A little more than two weeks ago -- three Friday nights -- there was some ugliness at Bluffton High School.

I'm not talking about the Bobcats' 80-14 thrashing of rival Hilton Head Island High, though that was ugly. I'm talking about what went on before and after the game.

According to letters sent to the Island Packet, Hilton Head High players were pelted with items thrown from the stands and subjected to verbal abuse from the fans.

While throwing items from the stands is never acceptable, some level of verbal abuse, rightly or wrongly, has become the norm at sporting events.
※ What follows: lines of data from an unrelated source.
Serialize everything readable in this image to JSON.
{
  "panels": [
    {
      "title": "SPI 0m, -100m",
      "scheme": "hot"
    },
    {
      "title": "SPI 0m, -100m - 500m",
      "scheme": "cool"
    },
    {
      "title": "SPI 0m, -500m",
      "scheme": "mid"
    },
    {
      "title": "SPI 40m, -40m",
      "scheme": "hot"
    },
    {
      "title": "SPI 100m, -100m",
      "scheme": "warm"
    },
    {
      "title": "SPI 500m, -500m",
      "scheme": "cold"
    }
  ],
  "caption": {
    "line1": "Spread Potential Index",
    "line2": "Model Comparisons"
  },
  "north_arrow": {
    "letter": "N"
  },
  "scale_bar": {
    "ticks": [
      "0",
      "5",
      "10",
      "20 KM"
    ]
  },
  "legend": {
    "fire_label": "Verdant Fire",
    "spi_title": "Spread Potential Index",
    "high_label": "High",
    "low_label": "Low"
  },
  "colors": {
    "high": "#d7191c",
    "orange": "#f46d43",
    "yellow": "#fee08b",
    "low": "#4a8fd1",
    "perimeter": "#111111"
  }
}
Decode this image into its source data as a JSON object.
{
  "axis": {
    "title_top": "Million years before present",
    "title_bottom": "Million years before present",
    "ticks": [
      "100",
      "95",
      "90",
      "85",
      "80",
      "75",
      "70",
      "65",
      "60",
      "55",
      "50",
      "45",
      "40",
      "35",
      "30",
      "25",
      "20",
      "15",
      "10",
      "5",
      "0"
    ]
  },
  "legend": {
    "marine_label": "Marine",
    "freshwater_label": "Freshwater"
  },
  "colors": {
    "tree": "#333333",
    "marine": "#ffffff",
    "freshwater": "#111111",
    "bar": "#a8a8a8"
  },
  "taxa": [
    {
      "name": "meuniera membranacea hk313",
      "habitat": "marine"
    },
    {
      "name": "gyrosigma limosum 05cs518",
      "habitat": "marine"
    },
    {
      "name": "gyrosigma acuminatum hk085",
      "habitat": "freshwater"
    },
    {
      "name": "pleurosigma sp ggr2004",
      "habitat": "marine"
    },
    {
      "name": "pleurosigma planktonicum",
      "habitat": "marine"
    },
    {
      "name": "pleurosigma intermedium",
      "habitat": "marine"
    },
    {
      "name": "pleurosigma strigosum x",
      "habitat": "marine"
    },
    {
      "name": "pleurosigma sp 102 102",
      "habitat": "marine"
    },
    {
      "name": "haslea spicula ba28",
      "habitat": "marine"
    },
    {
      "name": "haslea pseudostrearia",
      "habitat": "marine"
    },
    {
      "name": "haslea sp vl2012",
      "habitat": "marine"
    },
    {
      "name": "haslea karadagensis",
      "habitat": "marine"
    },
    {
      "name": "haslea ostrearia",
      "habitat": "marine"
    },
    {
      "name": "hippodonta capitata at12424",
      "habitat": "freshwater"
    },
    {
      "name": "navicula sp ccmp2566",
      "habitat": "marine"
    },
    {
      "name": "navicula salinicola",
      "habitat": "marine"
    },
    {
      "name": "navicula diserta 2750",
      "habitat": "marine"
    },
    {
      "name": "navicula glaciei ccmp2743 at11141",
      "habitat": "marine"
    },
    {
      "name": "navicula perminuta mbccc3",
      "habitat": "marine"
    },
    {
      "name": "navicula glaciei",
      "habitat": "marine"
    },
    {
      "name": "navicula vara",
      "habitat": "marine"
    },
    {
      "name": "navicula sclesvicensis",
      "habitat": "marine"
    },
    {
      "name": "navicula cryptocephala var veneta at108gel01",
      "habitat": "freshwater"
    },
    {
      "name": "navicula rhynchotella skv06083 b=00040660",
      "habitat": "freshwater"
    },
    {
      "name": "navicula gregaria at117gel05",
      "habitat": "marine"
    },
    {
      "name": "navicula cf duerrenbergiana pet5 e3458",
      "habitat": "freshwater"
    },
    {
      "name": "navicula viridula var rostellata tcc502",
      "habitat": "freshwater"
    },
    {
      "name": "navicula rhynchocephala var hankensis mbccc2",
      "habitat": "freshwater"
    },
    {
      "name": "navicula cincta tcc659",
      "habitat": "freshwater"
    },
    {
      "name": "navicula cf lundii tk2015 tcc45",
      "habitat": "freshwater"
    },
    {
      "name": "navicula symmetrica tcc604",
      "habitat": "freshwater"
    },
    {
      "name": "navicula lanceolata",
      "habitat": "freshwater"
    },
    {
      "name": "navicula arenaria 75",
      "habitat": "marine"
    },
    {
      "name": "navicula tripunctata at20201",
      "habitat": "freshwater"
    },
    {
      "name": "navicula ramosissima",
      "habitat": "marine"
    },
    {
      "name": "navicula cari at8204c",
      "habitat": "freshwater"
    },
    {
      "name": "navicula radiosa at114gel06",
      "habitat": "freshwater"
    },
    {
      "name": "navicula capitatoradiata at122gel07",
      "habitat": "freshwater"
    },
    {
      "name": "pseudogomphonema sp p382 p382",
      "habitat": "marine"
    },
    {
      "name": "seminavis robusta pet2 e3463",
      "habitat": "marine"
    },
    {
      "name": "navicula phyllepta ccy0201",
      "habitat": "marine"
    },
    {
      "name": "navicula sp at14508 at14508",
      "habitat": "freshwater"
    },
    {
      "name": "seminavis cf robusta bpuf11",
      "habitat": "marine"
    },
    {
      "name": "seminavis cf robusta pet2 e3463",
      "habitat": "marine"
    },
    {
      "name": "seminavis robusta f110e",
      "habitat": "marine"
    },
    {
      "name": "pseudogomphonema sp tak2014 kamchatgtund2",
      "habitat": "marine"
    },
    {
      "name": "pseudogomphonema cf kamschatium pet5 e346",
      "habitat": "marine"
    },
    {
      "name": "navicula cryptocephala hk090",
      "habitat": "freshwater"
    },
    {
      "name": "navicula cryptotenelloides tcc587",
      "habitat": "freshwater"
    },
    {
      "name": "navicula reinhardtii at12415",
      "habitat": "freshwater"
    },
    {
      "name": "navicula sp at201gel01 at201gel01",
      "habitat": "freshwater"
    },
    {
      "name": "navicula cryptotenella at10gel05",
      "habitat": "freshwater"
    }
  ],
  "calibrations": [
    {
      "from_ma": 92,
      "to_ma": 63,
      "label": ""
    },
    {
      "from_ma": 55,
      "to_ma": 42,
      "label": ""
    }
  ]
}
Except that some players on this night were allegedly subjected to racial slurs.

If true, a surprising and disappointing occurrence in a community as diverse as Bluffton.

After the game, several Bluffton players were seen taunting Hilton Head High players, making obscene gestures and at least one had some things to say to Seahawks head coach B.J. Payne.

"Is it a rivalry? I don't know. What constitutes a rivalry?" Hilton Head High athletics director Joe Monmonier asked the week after the game. "What kind of behavior constitutes a rivalry?"

On the Tuesday following the game, the key parties -- Bluffton athletics director Dave Adams and football coach Ken Cribb, as well as Hilton Head High's Monmonier and Payne -- met with Beaufort County School District student services officer Gregory McCord at the district office.

Though he wouldn't confirm any specific incidents at the game, saying he wasn't there to witness them firsthand, McCord called the meeting "productive," citing the head coaches mutual respect and the opportunity to use the game as a "teachable moment."

I have no reason to doubt anything McCord says. But if I'm a parent of a Seahawks player, I want to know specifically what's being done to ensure this type of behavior doesn't persist. Not just at Bluffton, but anywhere in the district.

Because the next question is, if this behavior persists, "how can I ensure my child is safe?"

When asked about the meeting, all parties involved referred all questions to McCord.

"All matters were handled accordingly," McCord said Thursday, revealing no specifics. "If there's an issue, it's our job as adults and officials to take corrective action."

But in this situation, something troubling happened in public, in front of a lot of people. There should be a public response.

McCord disagreed and said it wasn't a public matter, referring to any discipline any specific student may have received.

"We are looking forward to collaborating as a district ... so that our students recognize the importance of gamesmanship and good sportsmanship," he said.

He went on to say, "it's not that anyone is not revealing anything. When it gets down to it, we have to do what's most important, and that's moving forward."

But if nobody addresses what happened publicly, who's to blame people who doubt anything's being done at all?

McCord emphasizes that he has an open-door policy and works hard to be "very transparent."

That's refreshing, but it's not enough. It sounds similar to a campaign promise we might hear in a debate.

Parents deserve the substance, not just the style. Forget the punishment. They want to know what the plan is.

"At the end of the day, our goal and our effort should be focused on doing at all times possible what we can to produce good students and good citizens," McCord said.

He's right. In this situation, that can only start by talking about the problem.